Thank you OJ for responding.  I am, upon your answer, reading online how to use vi to view plain text documents.  I had made the assumption, evidently wrongly, that OSes packaged without a browser, but with documentation on how to use the system, had another way to view the documentation.  This one fooled me when it's installer asked me if I wanted to download documentation.
So, I must download a browser to view the non-plain text documents in the docs package, correct?
That is going to lead me to search for answers to other questions:
must a graphic browser be accompanied by a desktop environment, and
is xorg or vesa required to support either or both the browser and desktop environment.
Meanwhile, I'll try to download and install lynx.  But, I'll first have to go online from this other OS in order to learn how to do so, since I can't read the documentation from within the FreeBSD system.
Once I have a browser installed, why did I need to download that documents package?  Can't I just go online to view the contained information?  As usual, the more you find out, the more you need to know.  (Is this an over-editorial rules violation?)
Mitchellray


----------



## Beastie (Jan 21, 2017)

Basically yes, you could run the browser from the ~/.xinitrc file directly without using a window manager, but then you'll be unable to manage the browser's "window". It's just much easier to install Xorg, your favorite window manager (or full desktop environment) and your favorite browser.

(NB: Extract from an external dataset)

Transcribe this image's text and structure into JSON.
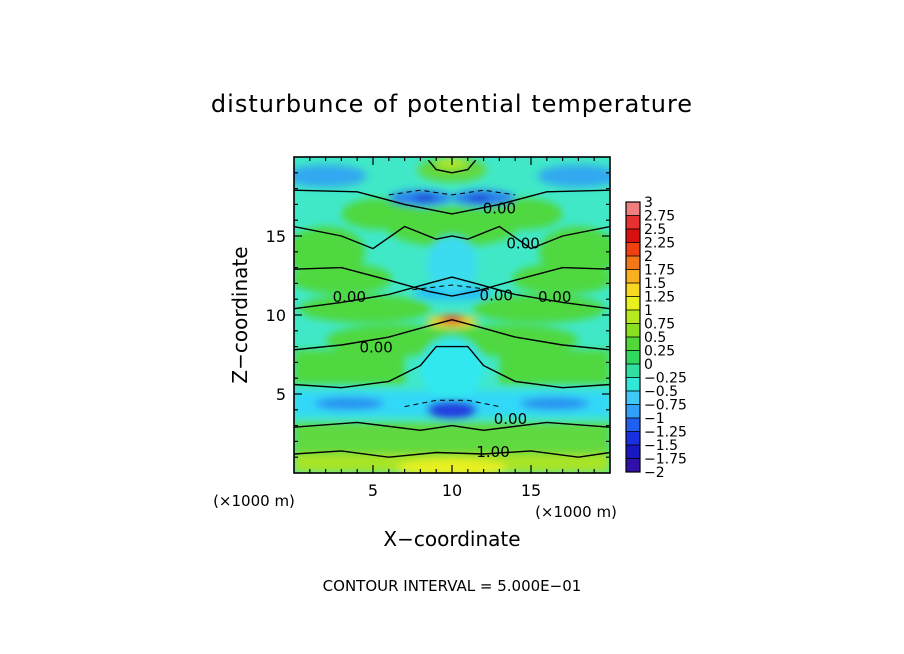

The offline version of the documentation does just that: offer you an alternative way to consult it in case you don't have an Internet connection or are experiencing connectivity problems.


----------



## Deleted member 9563 (Jan 21, 2017)

Mitchellray said:


> why did I need to download that documents package?



You don't. It's a red herring. Just read stuff online where you can find everything. Man pages however, you will need.


----------



## Mitchellray (Jan 22, 2017)

Thank you Beastie.
Thank you OJ.
Mitchellray


----------